Précisions
Tant qu'à faire d'être accusé injustement, mieux vaut en un sens l'être d'une faute grave que d'une faute légère : dans le premier cas, un accusateur loyal nous laissera du moins le loisir de nous défendre; dans le second, il nous arrêtera en nous disant qu' « il n'y a pas grand mal », et nous aurons mauvaise grâce à poursuivre.
On peut énoncer des propositions abstraites et générales parce qu'on en a le goût, et c'est là un goût légitime, mais purement théorique. On peut aussi en énoncer parce qu'on y voit un précieux instrument pour passer de ces cas concrets et particuliers que sont ceux de l'expérience passée à ces autres cas concrets et particuliers qui sont ceux de l'application future : et cette fois, sous l'apparence d'un même goût théorique, il y a au contraire collaboration étroite avec le grand travail pratique de l'humanité.
Beaucoup se plaignent que leurs intentions sont mal jugées : combien plus souvent aurait-on à se plaindre qu'avant d'être mal ou bien jugées elles sont gratuitement supposées !
Le Parisien le plus généreux, s'il omet à Vienne de donner un pourboire au receveur de tramway, est considéré par lui comme avare, et de même à Paris le grand seigneur autrichien par l'ouvreuse de théâtre dont il oublie de rémunérer les prétendus services : tous, pour des questions bien plus importantes, nous sommes semblables au receveur et à l'ouvreuse, en ce que des circonstances de fait (usages, etc.) jouent à notre insu un rôle parfois prépondérant dans la formation de nos jugements, — à notre insu, mais sans que nous soyions dispensés pour cela de nous interroger sur le risque de leur présence.
D'un enfant, s'il oscille de droite et de gauche, on ne dit pas qu'il veut aller trop à droite ou qu'il veut aller trop à gauche, mais seulement qu'il ne marche pas droit : au contraire, si l'un de nous raisonne ou juge mal, on ne voit jamais là un accident naturel de l'esprit, on veut à toute force discerner l'effet d'une tendance à aller trop à droite ou bien trop à gauche, à être trop réactionnaire ou trop avancé, trop sévère ou trop indulgent, trop pessimiste ou trop optimiste.

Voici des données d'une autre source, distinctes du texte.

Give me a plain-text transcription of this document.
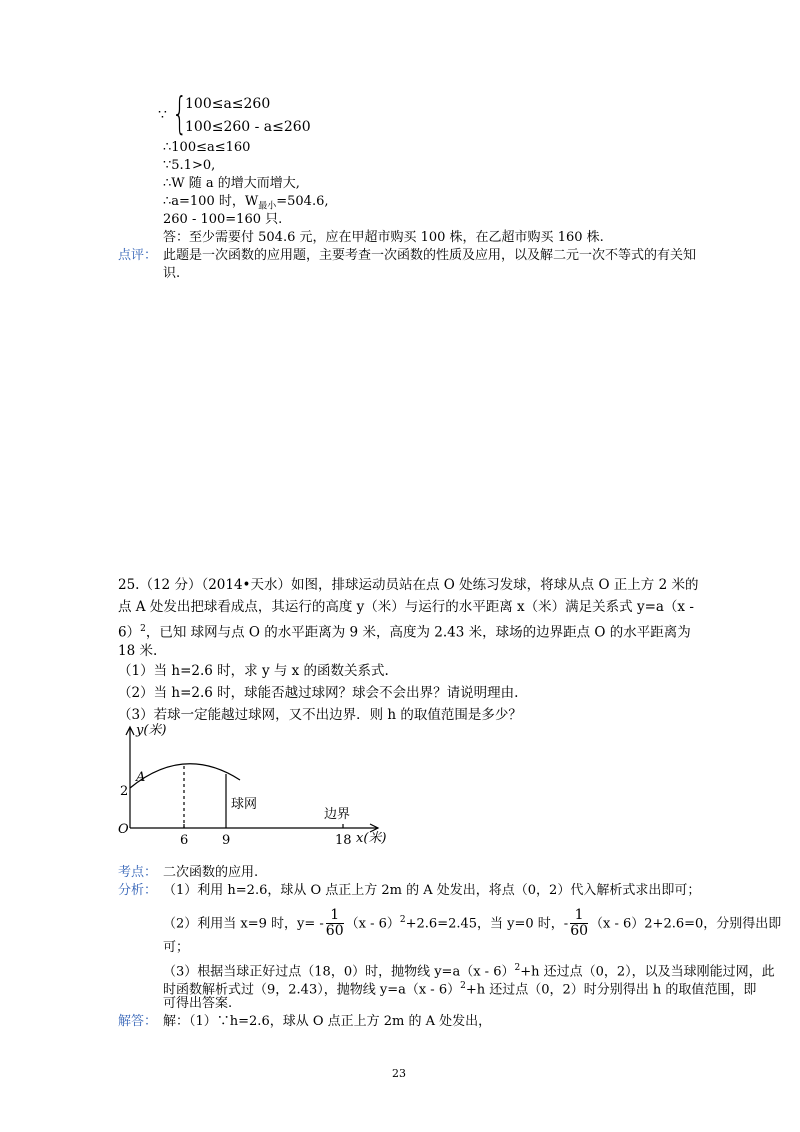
∵ {
100≤a≤260
100≤260 - a≤260
∴100≤a≤160
∵5.1>0,
∴W 随 a 的增大而增大,
∴a=100 时，$W_{最小}=504.6$,
260 - 100=160 只.
答：至少需要付 504.6 元，应在甲超市购买 100 株，在乙超市购买 160 株.
点评： 此题是一次函数的应用题，主要考查一次函数的性质及应用，以及解二元一次不等式的有关知
识.
25.（12 分）（2014•天水）如图，排球运动员站在点 O 处练习发球，将球从点 O 正上方 2 米的
点 A 处发出把球看成点，其运行的高度 y（米）与运行的水平距离 x（米）满足关系式 y=a（x -
6）$^2$，已知 球网与点 O 的水平距离为 9 米，高度为 2.43 米，球场的边界距点 O 的水平距离为
18 米.
（1）当 h=2.6 时，求 y 与 x 的函数关系式.
（2）当 h=2.6 时，球能否越过球网？球会不会出界？请说明理由.
（3）若球一定能越过球网，又不出边界．则 h 的取值范围是多少？
y(米)
x(米)
O
A
2
6	9	18
球网
边界
考点： 二次函数的应用.
分析： （1）利用 h=2.6，球从 O 点正上方 2m 的 A 处发出，将点（0，2）代入解析式求出即可；
（2）利用当 x=9 时，$y= - \frac{1}{60} (x - 6)^2+2.6=2.45$，当 y=0 时，- $\frac{1}{60} (x - 6)2+2.6=0$，分别得出即
可；
（3）根据当球正好过点（18，0）时，抛物线 y=a（x - 6）$^2$+h 还过点（0，2），以及当球刚能过网，此
时函数解析式过（9，2.43），抛物线 y=a（x - 6）$^2$+h 还过点（0，2）时分别得出 h 的取值范围，即
可得出答案.
解答： 解：（1）∵h=2.6，球从 O 点正上方 2m 的 A 处发出，
23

Une erreur qui n'a pas de suites importantes, on ne s'en occupe pas ; une qui en a, on est à juste titre soucieux de parer à ces suites, et on ne songe qu'en second lieu à en examiner le mode de production : c'est à cet état de choses, qui serait facilement remédiable dans le premier cas, qu'est dû le renouvellement incessant de certaines erreurs... et de leurs suites.